The 53-year-old from Montreal won individual gold and team silver in 2008 in Beijing aboard Hickstead, and an individual bronze in 2016 in Rio with Fine Lady.

Lamaze and Hickstead were inducted into Canada’s Sports Hall of Fame in 2020.

Lamaze, who lives in Brussels, Belgium, feels the world remains in a precarious position because of the pandemic. Equestrian events are only now starting to return to the European calendar.

“With all that we’ve lived through this past year, and what we are still seeing with so many people living through horrible situations both in Canada and around the world, I’m not sure I would even feel right winning a medal,” Lamaze said in his statement.

“The Olympics are a celebration of the athletes and I don’t think we’re going to have a true celebration in Tokyo. It’s not the time to celebrate.”

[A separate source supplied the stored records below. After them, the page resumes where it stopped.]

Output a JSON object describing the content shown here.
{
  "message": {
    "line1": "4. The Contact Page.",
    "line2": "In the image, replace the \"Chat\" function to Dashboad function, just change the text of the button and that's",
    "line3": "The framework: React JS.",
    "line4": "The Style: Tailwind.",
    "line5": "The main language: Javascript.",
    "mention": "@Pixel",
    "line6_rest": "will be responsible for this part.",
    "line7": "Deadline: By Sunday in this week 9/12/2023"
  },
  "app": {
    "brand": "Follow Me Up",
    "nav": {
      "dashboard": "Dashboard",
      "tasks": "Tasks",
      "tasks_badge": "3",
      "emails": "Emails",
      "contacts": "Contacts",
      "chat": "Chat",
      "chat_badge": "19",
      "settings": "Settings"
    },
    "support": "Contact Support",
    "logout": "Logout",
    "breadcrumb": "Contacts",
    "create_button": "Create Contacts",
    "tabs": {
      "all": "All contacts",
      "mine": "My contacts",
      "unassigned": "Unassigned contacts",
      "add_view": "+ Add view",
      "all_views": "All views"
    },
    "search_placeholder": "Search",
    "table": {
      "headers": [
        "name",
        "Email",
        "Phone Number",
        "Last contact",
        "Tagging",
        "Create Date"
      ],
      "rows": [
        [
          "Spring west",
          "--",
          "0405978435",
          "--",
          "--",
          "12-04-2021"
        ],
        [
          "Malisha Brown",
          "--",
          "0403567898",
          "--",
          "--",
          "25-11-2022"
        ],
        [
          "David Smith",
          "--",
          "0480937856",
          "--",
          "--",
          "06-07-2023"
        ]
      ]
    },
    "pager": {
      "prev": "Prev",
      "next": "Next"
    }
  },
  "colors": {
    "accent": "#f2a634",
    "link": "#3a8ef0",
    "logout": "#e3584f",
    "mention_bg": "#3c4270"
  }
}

Canada can’t send a show jumping team to Tokyo because it was stripped of its fourth-place finish at the 2019 Pan American Games in Lima, Peru.

Nicole Walker tested positive for a cocaine metabolite. She said she inadvertently ingested the substance drinking coca tea, which is a common drink in Peru.

The Court of Arbitration for Sport agreed Walker didn’t intentionally take a banned substance, but said it didn’t have the authority to overturn the Pan Am disciplinary commission’s decision that dropped Canada out of the fourth and final Pan Am qualification berth for Tokyo.